Les pourparlers de paix sur la Syrie s'annoncent difficiles

La Russie annonce son retrait partiel de Syrie

Photo: Keystone

Le président Vladimir Poutine a ordonné lundi le retrait de la majeure partie du contingent militaire russe déployé en Syrie, estimant qu'il avait accompli sa mission. Cette annonce surprise survient au moment où a débuté à Genève un nouveau cycle de négociations.

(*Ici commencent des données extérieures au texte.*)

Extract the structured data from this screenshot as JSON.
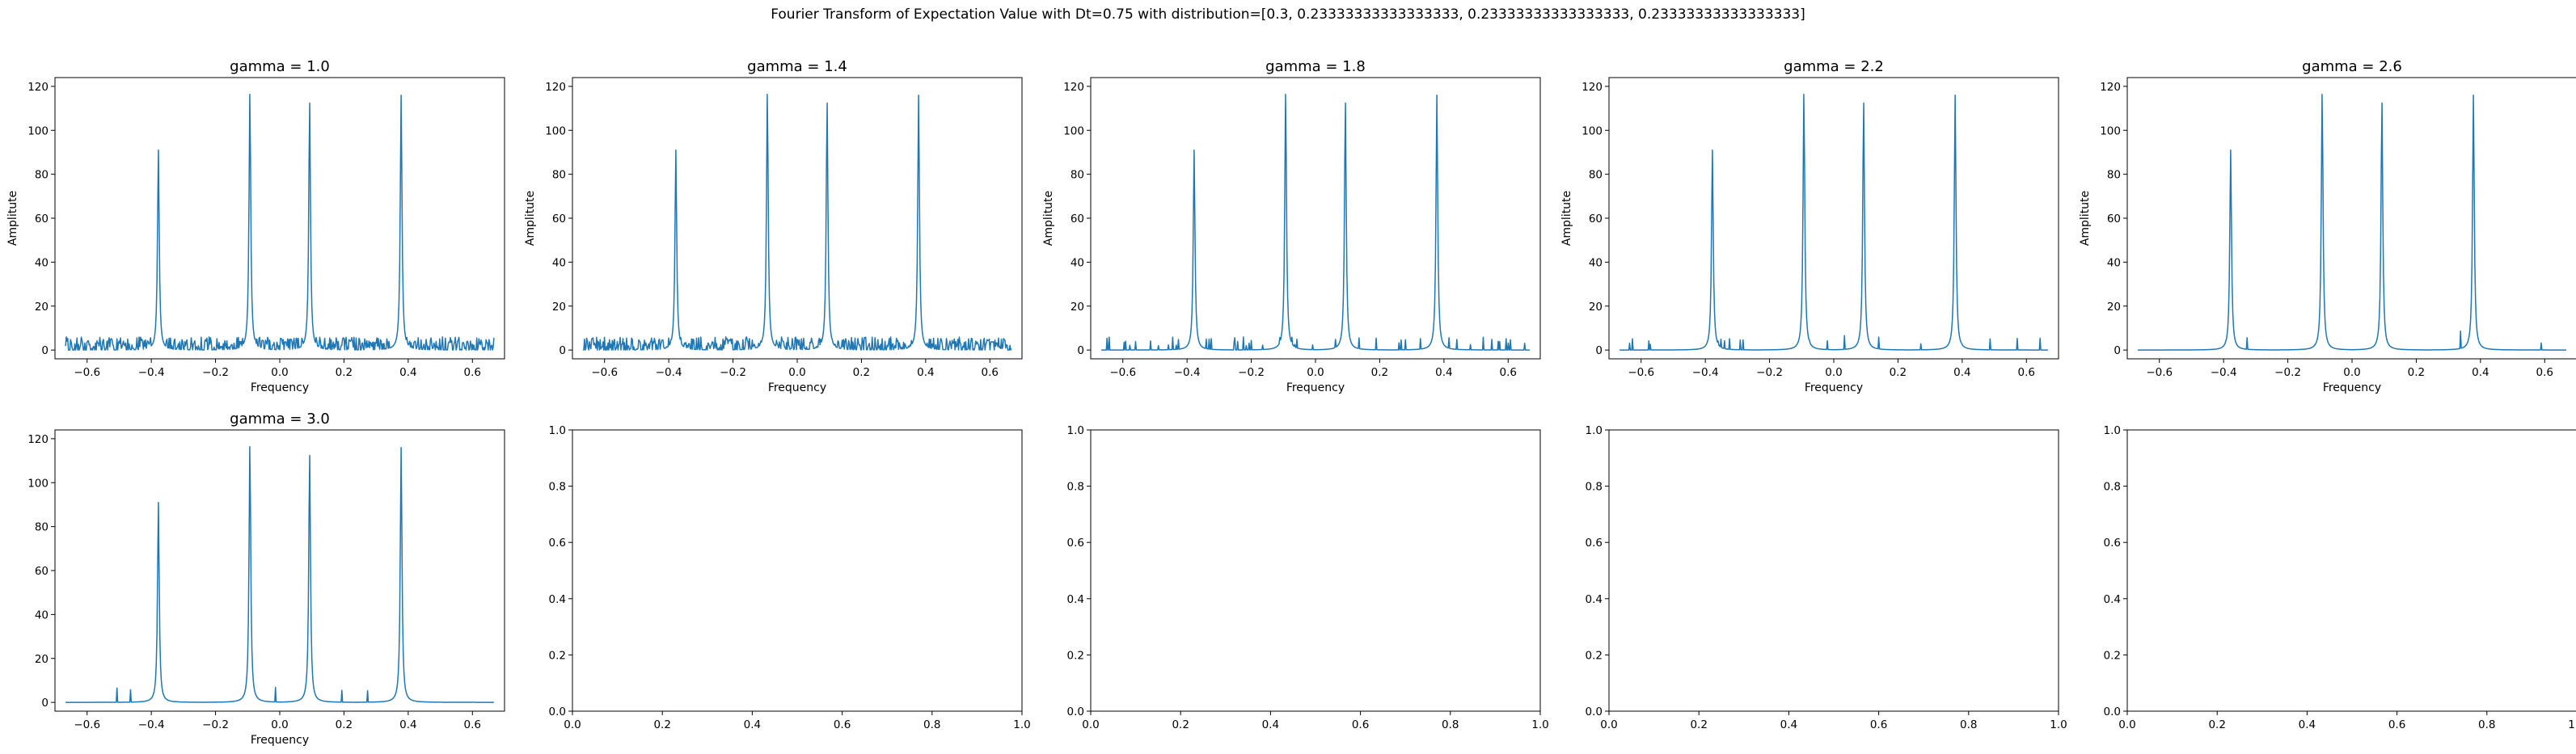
{
  "figure": {
    "suptitle": "Fourier Transform of Expectation Value with Dt=0.75 with distribution=[0.3, 0.23333333333333333, 0.23333333333333333, 0.23333333333333333]"
  },
  "chart_data": [
    {
      "type": "line",
      "title": "gamma = 1.0",
      "xlabel": "Frequency",
      "ylabel": "Amplitute",
      "xlim": [
        -0.7,
        0.7
      ],
      "ylim": [
        -4,
        124
      ],
      "xticks": [
        "−0.6",
        "−0.4",
        "−0.2",
        "0.0",
        "0.2",
        "0.4",
        "0.6"
      ],
      "yticks": [
        "0",
        "20",
        "40",
        "60",
        "80",
        "100",
        "120"
      ],
      "series": [
        {
          "color": "#1f77b4",
          "x_range": [
            -0.667,
            0.667
          ],
          "peaks": [
            {
              "x": -0.378,
              "y": 91
            },
            {
              "x": -0.093,
              "y": 118
            },
            {
              "x": 0.093,
              "y": 114
            },
            {
              "x": 0.378,
              "y": 116
            }
          ],
          "noise_level": 6
        }
      ]
    },
    {
      "type": "line",
      "title": "gamma = 1.4",
      "xlabel": "Frequency",
      "ylabel": "Amplitute",
      "xlim": [
        -0.7,
        0.7
      ],
      "ylim": [
        -4,
        124
      ],
      "xticks": [
        "−0.6",
        "−0.4",
        "−0.2",
        "0.0",
        "0.2",
        "0.4",
        "0.6"
      ],
      "yticks": [
        "0",
        "20",
        "40",
        "60",
        "80",
        "100",
        "120"
      ],
      "series": [
        {
          "color": "#1f77b4",
          "x_range": [
            -0.667,
            0.667
          ],
          "peaks": [
            {
              "x": -0.378,
              "y": 91
            },
            {
              "x": -0.093,
              "y": 118
            },
            {
              "x": 0.093,
              "y": 114
            },
            {
              "x": 0.378,
              "y": 116
            }
          ],
          "noise_level": 6
        }
      ]
    },
    {
      "type": "line",
      "title": "gamma = 1.8",
      "xlabel": "Frequency",
      "ylabel": "Amplitute",
      "xlim": [
        -0.7,
        0.7
      ],
      "ylim": [
        -4,
        124
      ],
      "xticks": [
        "−0.6",
        "−0.4",
        "−0.2",
        "0.0",
        "0.2",
        "0.4",
        "0.6"
      ],
      "yticks": [
        "0",
        "20",
        "40",
        "60",
        "80",
        "100",
        "120"
      ],
      "series": [
        {
          "color": "#1f77b4",
          "x_range": [
            -0.667,
            0.667
          ],
          "peaks": [
            {
              "x": -0.378,
              "y": 91
            },
            {
              "x": -0.093,
              "y": 118
            },
            {
              "x": 0.093,
              "y": 114
            },
            {
              "x": 0.378,
              "y": 116
            }
          ],
          "noise_level": 6
        }
      ]
    },
    {
      "type": "line",
      "title": "gamma = 2.2",
      "xlabel": "Frequency",
      "ylabel": "Amplitute",
      "xlim": [
        -0.7,
        0.7
      ],
      "ylim": [
        -4,
        124
      ],
      "xticks": [
        "−0.6",
        "−0.4",
        "−0.2",
        "0.0",
        "0.2",
        "0.4",
        "0.6"
      ],
      "yticks": [
        "0",
        "20",
        "40",
        "60",
        "80",
        "100",
        "120"
      ],
      "series": [
        {
          "color": "#1f77b4",
          "x_range": [
            -0.667,
            0.667
          ],
          "peaks": [
            {
              "x": -0.378,
              "y": 91
            },
            {
              "x": -0.093,
              "y": 118
            },
            {
              "x": 0.093,
              "y": 114
            },
            {
              "x": 0.378,
              "y": 116
            }
          ],
          "noise_level": 7
        }
      ]
    },
    {
      "type": "line",
      "title": "gamma = 2.6",
      "xlabel": "Frequency",
      "ylabel": "Amplitute",
      "xlim": [
        -0.7,
        0.7
      ],
      "ylim": [
        -4,
        124
      ],
      "xticks": [
        "−0.6",
        "−0.4",
        "−0.2",
        "0.0",
        "0.2",
        "0.4",
        "0.6"
      ],
      "yticks": [
        "0",
        "20",
        "40",
        "60",
        "80",
        "100",
        "120"
      ],
      "series": [
        {
          "color": "#1f77b4",
          "x_range": [
            -0.667,
            0.667
          ],
          "peaks": [
            {
              "x": -0.378,
              "y": 91
            },
            {
              "x": -0.093,
              "y": 118
            },
            {
              "x": 0.093,
              "y": 114
            },
            {
              "x": 0.378,
              "y": 116
            }
          ],
          "noise_level": 9
        }
      ]
    },
    {
      "type": "line",
      "title": "gamma = 3.0",
      "xlabel": "Frequency",
      "ylabel": "",
      "xlim": [
        -0.7,
        0.7
      ],
      "ylim": [
        -4,
        124
      ],
      "xticks": [
        "−0.6",
        "−0.4",
        "−0.2",
        "0.0",
        "0.2",
        "0.4",
        "0.6"
      ],
      "yticks": [
        "0",
        "20",
        "40",
        "60",
        "80",
        "100",
        "120"
      ],
      "series": [
        {
          "color": "#1f77b4",
          "x_range": [
            -0.667,
            0.667
          ],
          "peaks": [
            {
              "x": -0.378,
              "y": 91
            },
            {
              "x": -0.093,
              "y": 118
            },
            {
              "x": 0.093,
              "y": 114
            },
            {
              "x": 0.378,
              "y": 116
            }
          ],
          "noise_level": 9
        }
      ]
    },
    {
      "type": "line",
      "title": "",
      "xlabel": "",
      "ylabel": "",
      "xlim": [
        0,
        1
      ],
      "ylim": [
        0,
        1
      ],
      "xticks": [
        "0.0",
        "0.2",
        "0.4",
        "0.6",
        "0.8",
        "1.0"
      ],
      "yticks": [
        "0.0",
        "0.2",
        "0.4",
        "0.6",
        "0.8",
        "1.0"
      ],
      "series": []
    },
    {
      "type": "line",
      "title": "",
      "xlabel": "",
      "ylabel": "",
      "xlim": [
        0,
        1
      ],
      "ylim": [
        0,
        1
      ],
      "xticks": [
        "0.0",
        "0.2",
        "0.4",
        "0.6",
        "0.8",
        "1.0"
      ],
      "yticks": [
        "0.0",
        "0.2",
        "0.4",
        "0.6",
        "0.8",
        "1.0"
      ],
      "series": []
    },
    {
      "type": "line",
      "title": "",
      "xlabel": "",
      "ylabel": "",
      "xlim": [
        0,
        1
      ],
      "ylim": [
        0,
        1
      ],
      "xticks": [
        "0.0",
        "0.2",
        "0.4",
        "0.6",
        "0.8",
        "1.0"
      ],
      "yticks": [
        "0.0",
        "0.2",
        "0.4",
        "0.6",
        "0.8",
        "1.0"
      ],
      "series": []
    },
    {
      "type": "line",
      "title": "",
      "xlabel": "",
      "ylabel": "",
      "xlim": [
        0,
        1
      ],
      "ylim": [
        0,
        1
      ],
      "xticks": [
        "0.0",
        "0.2",
        "0.4",
        "0.6",
        "0.8",
        "1.0"
      ],
      "yticks": [
        "0.0",
        "0.2",
        "0.4",
        "0.6",
        "0.8",
        "1.0"
      ],
      "series": []
    }
  ]
}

'J'ordonne au ministère de la Défense d'entamer à partir de demain (NDLR: mardi) le retrait de la majeure partie de nos contingents militaires de la République arabe syrienne', a déclaré M. Poutine au ministre de la Défense Sergueï Choïgou. Il a relevé que la tâche qui avait été demandée aux forces armées a été globalement accomplie.

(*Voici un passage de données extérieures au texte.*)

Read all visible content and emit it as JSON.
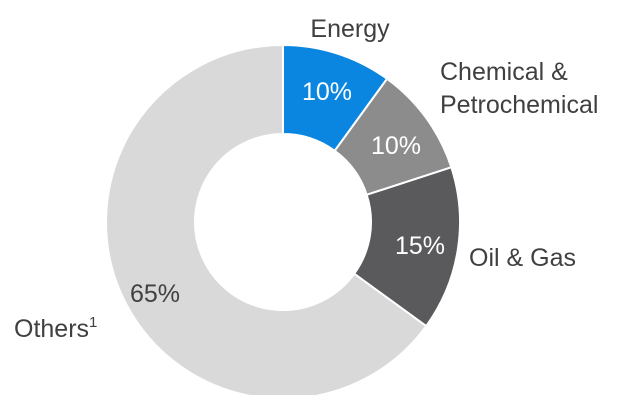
{
  "chart_data": {
    "type": "pie",
    "donut": true,
    "title": "",
    "slices": [
      {
        "label": "Energy",
        "value": 10,
        "value_label": "10%",
        "color": "#0a86e0",
        "value_color": "#ffffff"
      },
      {
        "label_lines": [
          "Chemical &",
          "Petrochemical"
        ],
        "label": "Chemical & Petrochemical",
        "value": 10,
        "value_label": "10%",
        "color": "#8c8c8c",
        "value_color": "#ffffff"
      },
      {
        "label": "Oil & Gas",
        "value": 15,
        "value_label": "15%",
        "color": "#5a595c",
        "value_color": "#ffffff"
      },
      {
        "label": "Others",
        "label_superscript": "1",
        "value": 65,
        "value_label": "65%",
        "color": "#d9d9d9",
        "value_color": "#404040"
      }
    ]
  }
}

'Néanmoins, pour permettre la surveillance de la trêve des combats, la partie russe conserve sur le territoire syrien un site de maintenance de vols', selon le communiqué du Kremlin. La présidence russe ne précise pas quels types d'aéronefs assurent cette surveillance mais depuis l'entrée en vigueur de la trêve le 27 février, les militaires russes ont eu recours à des drones.

Accord avec Assad

La décision a été annoncée après après un entretien téléphonique entre Vladimir Poutine et le chef de l'Etat syrien et le Kremlin souligne que la décision du président russe fait l'objet d'un accord avec son homologue syrien. Le régime syrien a pour sa part affirmé lundi que la Russie continuerait à le soutenir dans sa lutte contre le 'terrorisme'.

En cinq mois d'intervention, les bombardiers, avions d'attaque au sol et hélicoptères de l'armée russe ont effectué des milliers de raids aériens et visé des milliers de 'cibles terroristes'. L'armée russe a également fait étalage de toute sa puissance tirant depuis des navires de guerre déployés dans la mer Caspienne ou de sous-marins dans la mer Méditerranée.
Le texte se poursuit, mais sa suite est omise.